Dann blickte alles auf Celeste Heredia. Weil sie, das war völlig klar, das letzte Wort haben würde.
So musterte das Mädchen der Reihe nach die Gesichter ihrer »Offiziere«, notierte die Sorge in den Augen von beinahe zweihundert, zu absoluter Keuschheit verurteilten armen Teufeln und wandte sich schließlich an den Jesuiten.
»Laßt einen Kessel mit diesem magischen Sud vorbereiten.
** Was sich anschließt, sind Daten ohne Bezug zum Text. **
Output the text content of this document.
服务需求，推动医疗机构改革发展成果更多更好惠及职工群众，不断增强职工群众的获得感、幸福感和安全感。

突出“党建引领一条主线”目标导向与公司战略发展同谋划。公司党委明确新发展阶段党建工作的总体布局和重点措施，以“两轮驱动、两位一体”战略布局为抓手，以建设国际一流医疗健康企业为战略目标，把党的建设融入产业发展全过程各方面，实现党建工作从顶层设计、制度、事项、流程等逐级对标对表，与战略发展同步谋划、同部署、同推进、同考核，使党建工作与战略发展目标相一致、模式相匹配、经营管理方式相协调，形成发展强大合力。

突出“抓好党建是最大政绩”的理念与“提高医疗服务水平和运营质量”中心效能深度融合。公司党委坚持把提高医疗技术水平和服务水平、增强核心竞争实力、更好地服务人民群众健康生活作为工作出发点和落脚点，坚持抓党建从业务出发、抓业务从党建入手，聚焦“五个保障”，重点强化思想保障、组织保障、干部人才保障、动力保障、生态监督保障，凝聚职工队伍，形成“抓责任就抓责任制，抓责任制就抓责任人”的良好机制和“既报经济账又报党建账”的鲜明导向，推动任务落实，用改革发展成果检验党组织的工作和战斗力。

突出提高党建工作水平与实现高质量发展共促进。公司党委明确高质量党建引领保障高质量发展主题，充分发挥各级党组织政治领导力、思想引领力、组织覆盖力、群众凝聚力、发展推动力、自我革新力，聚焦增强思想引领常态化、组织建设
Jeder Mann soll einen Finger hineinhalten, dann weiß er, was ihn erwartet, wenn er sich nicht an die Regeln hält.« Mit der Hand bat sie sich Ruhe aus. »Aber wir müssen die Frauen warnen, daß ihnen die gleiche Strafe droht, denn es wäre nicht gerecht, wenn nur eine Seite die Schuld träfe. Zwei können es nicht miteinander treiben, wenn einer nicht will, und eines muß ganz klar sein: Wer vergewaltigt, der baumelt.«
Sofort flogen Mützen und Lappen, mit denen man die Decks gescheuert hatte, in die Luft, und man ließ die Frau hochleben, die ein für die Interessen aller so günstiges Urteil gefällt hatte.
Als sich die Gemüter schließlich beruhigt hatten, lächelte Celeste nur und sagte leise:
»Und jetzt wird es Zeit, daß ich diese Frauen kennenlerne.«
Zum ersten Mal betrat sie einen Kontinent, den sie bislang nur vom Deck der Galeone aus betrachtet hatte. Vielleicht hatte sie bislang auf einen Landgang verzichtet, weil sie instinktiv die Gefahr fürchtete, in eine Welt einzutauchen, die sie schließlich verhexen würde.
Als wäre es gestern gewesen, erinnerte sie sich an den Unterricht von Bruder Anselmo de Avila, ihrem alten Lehrer, der begeistert von den so unterschiedlichen, seltsamen Bräuchen der Afrikaner erzählt hatte, die nach Kuba gelangt waren. Auch die schwierigen Erfahrungen, die Bruder Anselmo mit den Sklaven von Jamaika gemacht hatte, standen ihr noch deutlich vor Augen.